Sanford USD Medical Center, Sioux Falls, South Dakota, USA.
Neurotrauma Rep. 2025 Apr 9;6(1):291-297. doi: 10.1089/neur.2025.0001. eCollection 2025.
In the United States, data on outcomes in adults hospitalized with traumatic brain injury (TBI) and concomitant seizures are limited. Here, we report on a feasibility analysis to understand the prevalence and consequences of concomitant seizures in patients with TBI. A retrospective database study was conducted using the National Inpatient Sample 2016-2020. Hospitalizations in patients (≥18 years of age) with TBI were assessed and stratified into groups either with or without concomitant seizures. All patient data were stratified by age, sex, ethnicity, and payer type. The primary outcome was the prevalence of seizures or epilepsy among hospitalizations for TBI. Other outcome variables recorded were mean charges, length of hospital stay, and case fatality. Overall, 1,591,575 hospitalizations with TBI were assessed over the study period. TBI prevalence remained relatively constant throughout the study period and was higher in men and those aged ≥65 years. Concomitant seizures were observed in 12.2% of all patients and were highest for men, the 45-64 years age group, and Black and Native Americans. Mean charges were significantly higher and length of hospital stay was significantly longer in TBI hospitalizations with seizures compared with those without seizures across all study years. No significant difference in case fatality between patients with seizures compared with those without seizures was observed. Data from this analysis showed differences in demographics and outcomes for TBI hospitalizations with versus without concomitant seizures, highlighting potential disparities in health care for patients experiencing seizures that warrant further research.

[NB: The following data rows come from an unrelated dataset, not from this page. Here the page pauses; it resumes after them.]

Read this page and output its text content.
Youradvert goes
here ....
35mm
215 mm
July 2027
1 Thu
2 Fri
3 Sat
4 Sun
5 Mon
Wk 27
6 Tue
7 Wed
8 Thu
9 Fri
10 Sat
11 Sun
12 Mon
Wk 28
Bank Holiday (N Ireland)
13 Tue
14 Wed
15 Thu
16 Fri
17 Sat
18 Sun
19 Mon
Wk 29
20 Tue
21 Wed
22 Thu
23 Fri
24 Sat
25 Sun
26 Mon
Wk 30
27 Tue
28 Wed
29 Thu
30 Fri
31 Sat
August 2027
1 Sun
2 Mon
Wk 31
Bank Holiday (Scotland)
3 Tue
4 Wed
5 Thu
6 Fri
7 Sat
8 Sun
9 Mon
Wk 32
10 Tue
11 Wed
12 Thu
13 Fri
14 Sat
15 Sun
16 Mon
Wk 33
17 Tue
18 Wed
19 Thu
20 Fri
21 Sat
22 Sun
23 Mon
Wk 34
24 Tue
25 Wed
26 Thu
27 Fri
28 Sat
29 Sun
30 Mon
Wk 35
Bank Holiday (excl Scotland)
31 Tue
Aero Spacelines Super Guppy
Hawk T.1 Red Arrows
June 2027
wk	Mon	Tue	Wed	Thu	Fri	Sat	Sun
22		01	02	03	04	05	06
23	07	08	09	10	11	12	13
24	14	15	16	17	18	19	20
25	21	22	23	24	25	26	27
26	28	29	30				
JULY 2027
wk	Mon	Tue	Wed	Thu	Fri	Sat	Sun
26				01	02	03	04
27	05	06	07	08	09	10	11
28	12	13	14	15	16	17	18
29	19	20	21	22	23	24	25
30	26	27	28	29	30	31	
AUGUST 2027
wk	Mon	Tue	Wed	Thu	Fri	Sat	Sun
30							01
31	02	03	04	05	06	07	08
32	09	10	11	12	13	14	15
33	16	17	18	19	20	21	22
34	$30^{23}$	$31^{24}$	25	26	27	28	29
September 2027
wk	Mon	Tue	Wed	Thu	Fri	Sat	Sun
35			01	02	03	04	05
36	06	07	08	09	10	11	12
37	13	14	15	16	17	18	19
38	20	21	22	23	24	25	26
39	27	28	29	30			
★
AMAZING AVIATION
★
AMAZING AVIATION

在美国,关于创伤性脑损伤(TBI)合并癫痫的成年住院患者预后的数据有限。在此,我们报告一项可行性分析,以了解TBI患者中合并癫痫的患病率及后果。使用2016 - 2020年全国住院患者样本进行了一项回顾性数据库研究。对(≥18岁)TBI患者的住院情况进行评估,并分为合并癫痫和未合并癫痫两组。所有患者数据按年龄、性别、种族和付款人类型进行分层。主要结局是TBI住院患者中癫痫发作或癫痫的患病率。记录的其他结局变量包括平均费用、住院时间和病死率。总体而言,在研究期间共评估了1,591,575例TBI住院患者。在整个研究期间,TBI患病率相对保持稳定,男性和≥65岁人群的患病率更高。在所有患者中,12.2%观察到合并癫痫,男性、45 - 64岁年龄组以及黑人和美国原住民的合并癫痫率最高。在所有研究年份中,与未合并癫痫的TBI住院患者相比,合并癫痫的患者平均费用显著更高,住院时间显著更长。未观察到合并癫痫患者与未合并癫痫患者在病死率上的显著差异。该分析数据显示,合并癫痫与未合并癫痫的TBI住院患者在人口统计学和预后方面存在差异,凸显了癫痫患者在医疗保健方面可能存在的差异,值得进一步研究。